Separable Differential Equation

[crm07149]

Homework Statement

The volume V of water in a particular container is related to the depth h of the water by the equation dV/dh below. If V = 0 when h = 0, find V when h = 4.

Homework Equations

dV/dh = 16 sqrt(4-(h-2)²)

V(0) = 0
V(4) = ?

The Attempt at a Solution

I have not gotten the ODE in a form that I can integrate using separation of variables. I have gotten to the point dV/dh = 16 sqrt(-h²+4h) but this doesn't help much.

 

[jks]

Unless you miswrote the equation, you don't need to use separation of variables in this problem, since the right side is an equation of 1 variable. But you can do it like this:

dV/dh = √(4-(h-2)²)

move the dh over
∫dV = ∫√(4-(h-2)²) dh

V = (integrate that expression with respect to h) + C

 

[crm07149]

The problem was from my textbook under the "separable equations" section so I listed it as that.

Integrating the expression √(4-(h-2)²) is what I was having trouble with. I tried u substitution, integration by parts, and other methods for awhile. Am I missing something obvious to integrate the expression?

 

[Mark44]

I would try a trig substitution.
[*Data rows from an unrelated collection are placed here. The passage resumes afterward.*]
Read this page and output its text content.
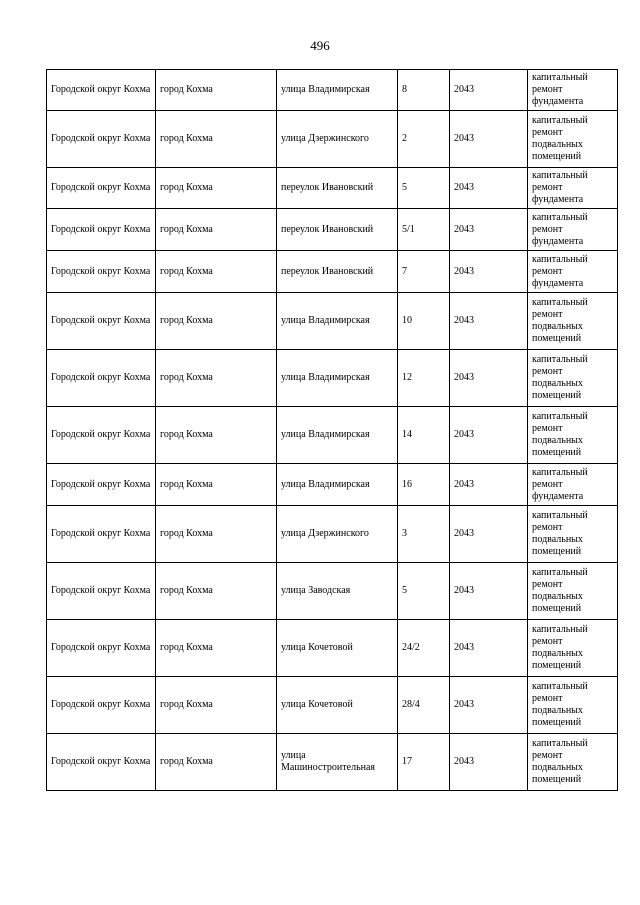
496
Городской округ Кохма	город Кохма	улица Владимирская	8	2043	капитальный ремонт фундамента
Городской округ Кохма	город Кохма	улица Дзержинского	2	2043	капитальный ремонт подвальных помещений
Городской округ Кохма	город Кохма	переулок Ивановский	5	2043	капитальный ремонт фундамента
Городской округ Кохма	город Кохма	переулок Ивановский	5/1	2043	капитальный ремонт фундамента
Городской округ Кохма	город Кохма	переулок Ивановский	7	2043	капитальный ремонт фундамента
Городской округ Кохма	город Кохма	улица Владимирская	10	2043	капитальный ремонт подвальных помещений
Городской округ Кохма	город Кохма	улица Владимирская	12	2043	капитальный ремонт подвальных помещений
Городской округ Кохма	город Кохма	улица Владимирская	14	2043	капитальный ремонт подвальных помещений
Городской округ Кохма	город Кохма	улица Владимирская	16	2043	капитальный ремонт фундамента
Городской округ Кохма	город Кохма	улица Дзержинского	3	2043	капитальный ремонт подвальных помещений
Городской округ Кохма	город Кохма	улица Заводская	5	2043	капитальный ремонт подвальных помещений
Городской округ Кохма	город Кохма	улица Кочетовой	24/2	2043	капитальный ремонт подвальных помещений
Городской округ Кохма	город Кохма	улица Кочетовой	28/4	2043	капитальный ремонт подвальных помещений
Городской округ Кохма	город Кохма	улица Машиностроительная	17	2043	капитальный ремонт подвальных помещений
To make things a little simpler, I would make an ordinary substitution u = h - 2, and then the trig substitution.

I usually draw a right triangle, with t being one of the acute angles, hypotenuse 2 and opposite (to angle t) side u. So the substitution here is sin t = u/2.

Don't forget that you'll need to undo two substitutions when you finally evaluate your antiderivative.